日本政治の安定は、与党支持者が、現状を肯定していなくとも、安保現実主義と経済成長という具体的な政策的価値観によって特定の政党を支持せざるをえないという結論に至っているからでもある。
日本人の価値観を俯瞰すると、経済政策と社会政策をめぐる二つの保守・リベラルイデオロギーの組み合わせにバランスよく分布している。日本には米国ほど急進的ではないが、十分な社会リベラルも存在する。しかし、安全保障における価値観の対立が激しいゆえに、他の価値観の取り合わせが政党の掲げる価値観としてパッケージ化されにくいのである。

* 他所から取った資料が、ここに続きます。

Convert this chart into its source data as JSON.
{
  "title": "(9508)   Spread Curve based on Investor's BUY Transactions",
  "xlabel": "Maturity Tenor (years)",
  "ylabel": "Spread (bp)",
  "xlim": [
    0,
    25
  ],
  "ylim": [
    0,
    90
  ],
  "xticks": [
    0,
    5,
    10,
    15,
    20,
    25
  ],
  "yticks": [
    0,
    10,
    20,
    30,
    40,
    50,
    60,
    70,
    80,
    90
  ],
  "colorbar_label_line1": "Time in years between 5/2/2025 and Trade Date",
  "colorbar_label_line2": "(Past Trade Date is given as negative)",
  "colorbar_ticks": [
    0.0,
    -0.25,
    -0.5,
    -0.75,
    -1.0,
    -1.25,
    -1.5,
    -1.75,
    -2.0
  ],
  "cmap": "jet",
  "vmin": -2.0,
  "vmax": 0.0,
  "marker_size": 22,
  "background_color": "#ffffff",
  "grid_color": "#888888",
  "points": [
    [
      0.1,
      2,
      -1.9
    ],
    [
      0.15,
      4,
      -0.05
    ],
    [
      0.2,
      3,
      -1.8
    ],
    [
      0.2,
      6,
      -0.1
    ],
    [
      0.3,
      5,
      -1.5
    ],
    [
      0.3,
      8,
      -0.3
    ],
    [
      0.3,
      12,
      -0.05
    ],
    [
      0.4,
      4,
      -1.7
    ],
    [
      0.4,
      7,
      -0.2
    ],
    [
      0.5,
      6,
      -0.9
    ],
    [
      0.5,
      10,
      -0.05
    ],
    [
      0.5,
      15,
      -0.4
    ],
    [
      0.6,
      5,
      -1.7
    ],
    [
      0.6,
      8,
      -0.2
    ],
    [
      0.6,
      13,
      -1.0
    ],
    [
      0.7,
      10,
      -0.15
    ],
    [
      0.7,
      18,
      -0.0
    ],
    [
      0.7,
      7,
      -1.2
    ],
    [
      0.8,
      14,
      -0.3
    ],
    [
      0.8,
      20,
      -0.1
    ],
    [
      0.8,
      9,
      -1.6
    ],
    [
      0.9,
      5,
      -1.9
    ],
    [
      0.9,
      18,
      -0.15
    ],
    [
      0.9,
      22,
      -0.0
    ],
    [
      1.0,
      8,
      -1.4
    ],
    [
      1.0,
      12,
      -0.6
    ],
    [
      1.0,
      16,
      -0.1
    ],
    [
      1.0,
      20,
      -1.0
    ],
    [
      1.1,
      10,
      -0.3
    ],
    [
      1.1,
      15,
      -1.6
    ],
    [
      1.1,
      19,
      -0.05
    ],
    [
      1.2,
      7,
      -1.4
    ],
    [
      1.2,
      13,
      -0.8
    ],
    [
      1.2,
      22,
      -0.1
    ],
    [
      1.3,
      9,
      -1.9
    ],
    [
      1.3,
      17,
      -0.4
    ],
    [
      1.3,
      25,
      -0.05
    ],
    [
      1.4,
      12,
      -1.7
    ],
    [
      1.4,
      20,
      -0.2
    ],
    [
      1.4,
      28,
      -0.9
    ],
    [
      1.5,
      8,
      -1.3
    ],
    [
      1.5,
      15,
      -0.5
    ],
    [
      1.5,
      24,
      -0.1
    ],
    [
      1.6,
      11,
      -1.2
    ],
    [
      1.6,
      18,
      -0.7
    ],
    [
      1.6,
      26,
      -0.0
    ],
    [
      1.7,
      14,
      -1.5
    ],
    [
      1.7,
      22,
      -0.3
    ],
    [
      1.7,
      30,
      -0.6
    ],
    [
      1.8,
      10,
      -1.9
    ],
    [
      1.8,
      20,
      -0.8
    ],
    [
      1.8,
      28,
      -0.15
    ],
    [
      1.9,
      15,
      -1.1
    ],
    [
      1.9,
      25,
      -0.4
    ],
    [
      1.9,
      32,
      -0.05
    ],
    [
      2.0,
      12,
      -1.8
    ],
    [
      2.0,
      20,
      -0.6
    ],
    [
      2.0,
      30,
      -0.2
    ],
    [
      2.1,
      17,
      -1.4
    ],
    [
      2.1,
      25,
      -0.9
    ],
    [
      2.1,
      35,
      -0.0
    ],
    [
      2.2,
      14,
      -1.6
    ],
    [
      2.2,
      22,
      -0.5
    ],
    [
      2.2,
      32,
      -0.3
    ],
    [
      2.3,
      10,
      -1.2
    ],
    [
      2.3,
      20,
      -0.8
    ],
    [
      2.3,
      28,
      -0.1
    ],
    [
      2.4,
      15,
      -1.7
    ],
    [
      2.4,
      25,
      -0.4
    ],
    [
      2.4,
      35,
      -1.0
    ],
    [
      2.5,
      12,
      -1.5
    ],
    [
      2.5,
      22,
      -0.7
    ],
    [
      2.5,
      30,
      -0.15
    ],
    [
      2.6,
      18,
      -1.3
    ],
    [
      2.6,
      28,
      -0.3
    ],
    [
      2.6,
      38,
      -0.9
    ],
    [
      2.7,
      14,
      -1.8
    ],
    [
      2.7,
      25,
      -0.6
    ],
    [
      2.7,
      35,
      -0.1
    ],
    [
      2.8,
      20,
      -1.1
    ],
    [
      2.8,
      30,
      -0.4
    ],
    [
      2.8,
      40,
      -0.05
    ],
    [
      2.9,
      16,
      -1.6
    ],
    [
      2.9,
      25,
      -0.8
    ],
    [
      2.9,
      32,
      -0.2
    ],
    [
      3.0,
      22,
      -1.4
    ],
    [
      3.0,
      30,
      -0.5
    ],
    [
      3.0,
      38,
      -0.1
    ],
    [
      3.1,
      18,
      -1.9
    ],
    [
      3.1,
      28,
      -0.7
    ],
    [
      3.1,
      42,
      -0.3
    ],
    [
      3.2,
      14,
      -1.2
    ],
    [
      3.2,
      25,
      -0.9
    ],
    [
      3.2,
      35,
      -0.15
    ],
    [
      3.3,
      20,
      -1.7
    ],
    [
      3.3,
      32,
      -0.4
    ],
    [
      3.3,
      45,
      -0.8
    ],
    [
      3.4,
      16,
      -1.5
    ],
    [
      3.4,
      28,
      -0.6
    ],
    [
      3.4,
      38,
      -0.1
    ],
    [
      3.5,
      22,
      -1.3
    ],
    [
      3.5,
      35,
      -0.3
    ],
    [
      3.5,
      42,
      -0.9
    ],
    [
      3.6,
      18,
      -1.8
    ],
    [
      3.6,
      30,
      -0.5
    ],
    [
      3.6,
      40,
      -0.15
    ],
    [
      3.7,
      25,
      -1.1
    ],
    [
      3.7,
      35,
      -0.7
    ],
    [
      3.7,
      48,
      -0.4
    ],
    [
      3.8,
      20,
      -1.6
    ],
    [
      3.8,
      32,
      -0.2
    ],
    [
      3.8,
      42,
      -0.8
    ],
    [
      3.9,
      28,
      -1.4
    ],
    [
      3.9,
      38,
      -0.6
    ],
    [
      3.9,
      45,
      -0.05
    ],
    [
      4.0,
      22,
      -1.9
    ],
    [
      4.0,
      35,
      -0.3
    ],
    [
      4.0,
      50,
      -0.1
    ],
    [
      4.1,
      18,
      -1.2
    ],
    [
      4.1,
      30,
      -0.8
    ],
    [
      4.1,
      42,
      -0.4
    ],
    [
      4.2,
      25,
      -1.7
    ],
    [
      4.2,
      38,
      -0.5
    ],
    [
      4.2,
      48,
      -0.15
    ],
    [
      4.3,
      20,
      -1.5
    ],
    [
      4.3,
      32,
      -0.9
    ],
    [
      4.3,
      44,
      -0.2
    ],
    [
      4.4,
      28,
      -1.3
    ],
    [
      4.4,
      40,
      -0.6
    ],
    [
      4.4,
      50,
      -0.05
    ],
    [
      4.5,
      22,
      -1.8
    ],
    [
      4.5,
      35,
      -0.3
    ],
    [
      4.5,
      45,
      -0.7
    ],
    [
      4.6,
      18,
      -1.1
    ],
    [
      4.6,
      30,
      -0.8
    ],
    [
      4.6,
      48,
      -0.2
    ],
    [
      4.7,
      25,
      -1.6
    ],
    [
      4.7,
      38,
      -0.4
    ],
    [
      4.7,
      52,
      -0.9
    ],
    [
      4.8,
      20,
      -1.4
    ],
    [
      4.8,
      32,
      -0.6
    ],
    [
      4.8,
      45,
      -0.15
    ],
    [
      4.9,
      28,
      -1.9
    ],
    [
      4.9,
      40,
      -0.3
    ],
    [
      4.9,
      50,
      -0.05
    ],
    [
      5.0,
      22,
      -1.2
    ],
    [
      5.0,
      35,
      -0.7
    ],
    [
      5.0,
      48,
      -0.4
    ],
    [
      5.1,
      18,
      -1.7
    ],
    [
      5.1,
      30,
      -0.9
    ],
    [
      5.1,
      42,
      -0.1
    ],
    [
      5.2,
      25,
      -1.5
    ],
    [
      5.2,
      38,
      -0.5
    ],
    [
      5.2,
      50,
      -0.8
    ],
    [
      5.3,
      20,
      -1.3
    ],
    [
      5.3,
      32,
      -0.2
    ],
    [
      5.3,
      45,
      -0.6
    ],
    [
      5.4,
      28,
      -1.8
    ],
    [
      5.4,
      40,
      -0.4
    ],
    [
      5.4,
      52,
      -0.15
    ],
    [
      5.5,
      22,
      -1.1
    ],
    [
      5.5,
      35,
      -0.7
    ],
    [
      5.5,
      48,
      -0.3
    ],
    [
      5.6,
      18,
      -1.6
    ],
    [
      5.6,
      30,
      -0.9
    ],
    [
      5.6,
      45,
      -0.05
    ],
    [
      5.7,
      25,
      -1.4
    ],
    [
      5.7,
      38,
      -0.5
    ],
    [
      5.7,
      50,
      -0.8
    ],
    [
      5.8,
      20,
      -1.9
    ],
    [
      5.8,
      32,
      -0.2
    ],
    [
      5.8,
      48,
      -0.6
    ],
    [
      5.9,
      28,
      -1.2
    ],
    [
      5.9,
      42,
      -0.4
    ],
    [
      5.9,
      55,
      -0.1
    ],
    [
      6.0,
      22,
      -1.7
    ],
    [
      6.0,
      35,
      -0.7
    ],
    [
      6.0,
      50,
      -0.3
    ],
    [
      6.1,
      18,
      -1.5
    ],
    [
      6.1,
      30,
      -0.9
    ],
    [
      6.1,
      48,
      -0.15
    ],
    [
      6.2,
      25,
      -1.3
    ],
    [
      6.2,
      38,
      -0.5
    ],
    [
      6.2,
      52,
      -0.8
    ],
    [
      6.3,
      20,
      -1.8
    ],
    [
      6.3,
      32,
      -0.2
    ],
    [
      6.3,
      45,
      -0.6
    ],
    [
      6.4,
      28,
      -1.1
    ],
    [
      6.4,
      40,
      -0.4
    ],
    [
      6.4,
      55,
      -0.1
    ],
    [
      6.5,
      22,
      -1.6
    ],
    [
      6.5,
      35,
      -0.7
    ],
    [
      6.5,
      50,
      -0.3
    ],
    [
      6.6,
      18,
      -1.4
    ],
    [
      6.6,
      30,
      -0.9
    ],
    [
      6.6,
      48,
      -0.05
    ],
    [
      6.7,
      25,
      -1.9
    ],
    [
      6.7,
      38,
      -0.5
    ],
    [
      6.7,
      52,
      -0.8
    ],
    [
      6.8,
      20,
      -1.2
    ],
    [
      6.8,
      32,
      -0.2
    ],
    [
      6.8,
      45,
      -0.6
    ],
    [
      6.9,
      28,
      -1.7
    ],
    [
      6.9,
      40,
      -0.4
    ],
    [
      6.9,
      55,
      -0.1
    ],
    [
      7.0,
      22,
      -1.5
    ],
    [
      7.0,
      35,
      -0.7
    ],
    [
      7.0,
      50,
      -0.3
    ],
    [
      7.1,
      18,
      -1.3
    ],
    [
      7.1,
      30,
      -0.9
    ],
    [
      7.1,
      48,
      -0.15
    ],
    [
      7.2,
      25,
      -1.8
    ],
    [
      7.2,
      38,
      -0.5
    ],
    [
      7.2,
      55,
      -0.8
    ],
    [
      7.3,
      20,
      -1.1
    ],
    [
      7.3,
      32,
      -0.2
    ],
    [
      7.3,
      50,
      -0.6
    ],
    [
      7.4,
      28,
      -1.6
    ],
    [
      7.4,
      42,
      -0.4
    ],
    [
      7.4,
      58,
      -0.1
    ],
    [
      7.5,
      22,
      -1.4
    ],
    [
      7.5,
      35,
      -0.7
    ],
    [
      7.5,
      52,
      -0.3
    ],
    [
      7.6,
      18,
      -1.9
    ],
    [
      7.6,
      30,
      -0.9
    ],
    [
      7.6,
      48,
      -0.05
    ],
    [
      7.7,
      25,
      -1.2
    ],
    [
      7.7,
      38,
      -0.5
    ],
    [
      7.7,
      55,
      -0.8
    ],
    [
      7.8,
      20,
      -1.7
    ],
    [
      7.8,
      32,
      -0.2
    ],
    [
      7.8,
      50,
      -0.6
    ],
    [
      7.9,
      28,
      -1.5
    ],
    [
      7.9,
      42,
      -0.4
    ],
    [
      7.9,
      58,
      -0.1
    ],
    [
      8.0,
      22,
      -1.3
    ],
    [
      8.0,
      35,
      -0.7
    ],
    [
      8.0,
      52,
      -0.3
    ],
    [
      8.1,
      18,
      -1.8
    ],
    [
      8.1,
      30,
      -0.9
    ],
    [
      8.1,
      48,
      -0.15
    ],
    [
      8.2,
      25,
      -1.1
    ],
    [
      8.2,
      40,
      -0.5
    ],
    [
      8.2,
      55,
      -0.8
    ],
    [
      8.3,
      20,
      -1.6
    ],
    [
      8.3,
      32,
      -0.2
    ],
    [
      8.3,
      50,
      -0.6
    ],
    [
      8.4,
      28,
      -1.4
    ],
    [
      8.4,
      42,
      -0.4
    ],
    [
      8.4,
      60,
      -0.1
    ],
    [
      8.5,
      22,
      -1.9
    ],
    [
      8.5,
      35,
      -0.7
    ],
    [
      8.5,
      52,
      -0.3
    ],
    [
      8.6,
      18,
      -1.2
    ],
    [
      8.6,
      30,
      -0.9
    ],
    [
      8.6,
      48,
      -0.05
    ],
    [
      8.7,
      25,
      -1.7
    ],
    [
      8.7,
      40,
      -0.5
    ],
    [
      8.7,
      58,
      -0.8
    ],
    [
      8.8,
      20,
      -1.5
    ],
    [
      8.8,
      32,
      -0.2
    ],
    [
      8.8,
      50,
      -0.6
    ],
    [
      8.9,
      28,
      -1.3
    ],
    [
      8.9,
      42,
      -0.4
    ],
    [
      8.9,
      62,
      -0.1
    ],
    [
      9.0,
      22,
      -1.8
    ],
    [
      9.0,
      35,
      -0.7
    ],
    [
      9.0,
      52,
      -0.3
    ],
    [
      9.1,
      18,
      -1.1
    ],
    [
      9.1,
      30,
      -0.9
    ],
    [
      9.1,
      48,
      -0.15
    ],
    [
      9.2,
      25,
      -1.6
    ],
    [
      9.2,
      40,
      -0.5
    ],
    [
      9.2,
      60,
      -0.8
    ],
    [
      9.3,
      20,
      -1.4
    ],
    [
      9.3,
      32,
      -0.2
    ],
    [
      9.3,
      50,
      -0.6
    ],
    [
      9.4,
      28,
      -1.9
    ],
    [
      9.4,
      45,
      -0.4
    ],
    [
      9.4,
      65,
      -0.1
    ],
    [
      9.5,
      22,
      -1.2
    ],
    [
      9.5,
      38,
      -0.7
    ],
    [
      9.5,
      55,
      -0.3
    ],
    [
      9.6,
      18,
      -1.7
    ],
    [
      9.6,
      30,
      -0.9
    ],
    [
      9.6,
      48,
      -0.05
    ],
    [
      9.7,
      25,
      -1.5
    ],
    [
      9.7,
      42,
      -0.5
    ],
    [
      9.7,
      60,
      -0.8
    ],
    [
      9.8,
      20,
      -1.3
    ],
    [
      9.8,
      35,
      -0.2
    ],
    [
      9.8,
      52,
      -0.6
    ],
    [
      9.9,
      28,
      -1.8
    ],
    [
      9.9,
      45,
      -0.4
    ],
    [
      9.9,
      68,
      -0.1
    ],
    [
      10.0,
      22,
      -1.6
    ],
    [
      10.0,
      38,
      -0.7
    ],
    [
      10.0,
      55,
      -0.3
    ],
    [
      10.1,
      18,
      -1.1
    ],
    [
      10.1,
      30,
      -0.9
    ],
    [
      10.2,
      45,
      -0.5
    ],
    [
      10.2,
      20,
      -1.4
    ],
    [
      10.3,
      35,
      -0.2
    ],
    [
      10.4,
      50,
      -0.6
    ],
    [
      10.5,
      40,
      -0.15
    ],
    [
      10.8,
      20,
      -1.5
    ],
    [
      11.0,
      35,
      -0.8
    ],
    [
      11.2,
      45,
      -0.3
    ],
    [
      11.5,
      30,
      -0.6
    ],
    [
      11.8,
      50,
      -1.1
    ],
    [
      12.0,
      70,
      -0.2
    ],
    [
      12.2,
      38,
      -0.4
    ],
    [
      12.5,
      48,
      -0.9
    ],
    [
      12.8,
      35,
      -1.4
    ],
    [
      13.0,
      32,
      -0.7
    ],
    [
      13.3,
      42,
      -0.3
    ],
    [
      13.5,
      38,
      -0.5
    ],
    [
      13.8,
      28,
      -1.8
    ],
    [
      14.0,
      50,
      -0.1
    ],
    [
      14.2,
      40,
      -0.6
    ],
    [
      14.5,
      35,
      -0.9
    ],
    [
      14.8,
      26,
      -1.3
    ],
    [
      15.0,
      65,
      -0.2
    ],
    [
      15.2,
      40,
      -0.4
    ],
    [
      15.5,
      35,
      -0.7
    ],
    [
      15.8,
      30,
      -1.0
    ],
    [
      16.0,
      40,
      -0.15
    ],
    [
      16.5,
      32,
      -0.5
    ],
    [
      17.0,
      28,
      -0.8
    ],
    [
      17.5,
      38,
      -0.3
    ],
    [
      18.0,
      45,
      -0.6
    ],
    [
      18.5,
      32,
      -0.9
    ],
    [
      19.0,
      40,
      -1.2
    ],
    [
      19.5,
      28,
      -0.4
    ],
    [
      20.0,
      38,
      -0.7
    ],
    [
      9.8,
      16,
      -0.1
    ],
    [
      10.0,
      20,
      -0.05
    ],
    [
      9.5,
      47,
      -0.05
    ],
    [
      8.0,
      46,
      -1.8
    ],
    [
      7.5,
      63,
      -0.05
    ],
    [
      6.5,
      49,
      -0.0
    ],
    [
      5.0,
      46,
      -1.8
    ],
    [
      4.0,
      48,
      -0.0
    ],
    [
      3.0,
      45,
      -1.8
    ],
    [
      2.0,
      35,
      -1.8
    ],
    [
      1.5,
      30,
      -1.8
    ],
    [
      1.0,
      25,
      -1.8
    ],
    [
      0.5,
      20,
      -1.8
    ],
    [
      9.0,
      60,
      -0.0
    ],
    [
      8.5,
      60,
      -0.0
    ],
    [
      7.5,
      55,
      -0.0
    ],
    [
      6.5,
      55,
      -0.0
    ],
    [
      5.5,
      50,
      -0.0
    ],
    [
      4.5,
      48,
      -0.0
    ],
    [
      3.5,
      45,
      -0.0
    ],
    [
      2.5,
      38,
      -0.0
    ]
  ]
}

憲法と安保をめぐる主要政党の立ち位置の変化如何によっては、今後政権交代が起き、それが根付く可能性は存在する。衆議院選挙において小選挙区制が導入されたことで政党の役割や存在感は日々高まっており、党内でもイデオロギーや価値観の収斂が進んでいく可能性は捨てきれない。また、価値観シフトは外部要因に左右されるところも大きく、現在議論が行われている9条改憲が実際に実現するかどうかも影響するだろう。自民党の支持・不支持を分ける最大のポイントは、経済的階級ではなく、いまだに憲法・安保である。自民党は憲法と安保をめぐるリアリズムの優位性を失えばそこまで強くなくなる可能性があるため、今後、経済政策では成長を重視しつつ、社会政策においてリベラルを取り込もうとする努力が盛んになるだろう。
今回の調査結果は初回であり過去調査との比較ができないため、日本社会の女性や外国人問題に関する近年のリベラル化を証拠立てることはできない。しかし、保守層が女性問題に関して年代を問わずリベラルな価値観を持つに至っていることは確認できる。
経済・社会政策をめぐる価値観の分断は、党派性を形作るようになるのか。今後の日本政治の進展と選挙および調査結果を待たねばならない。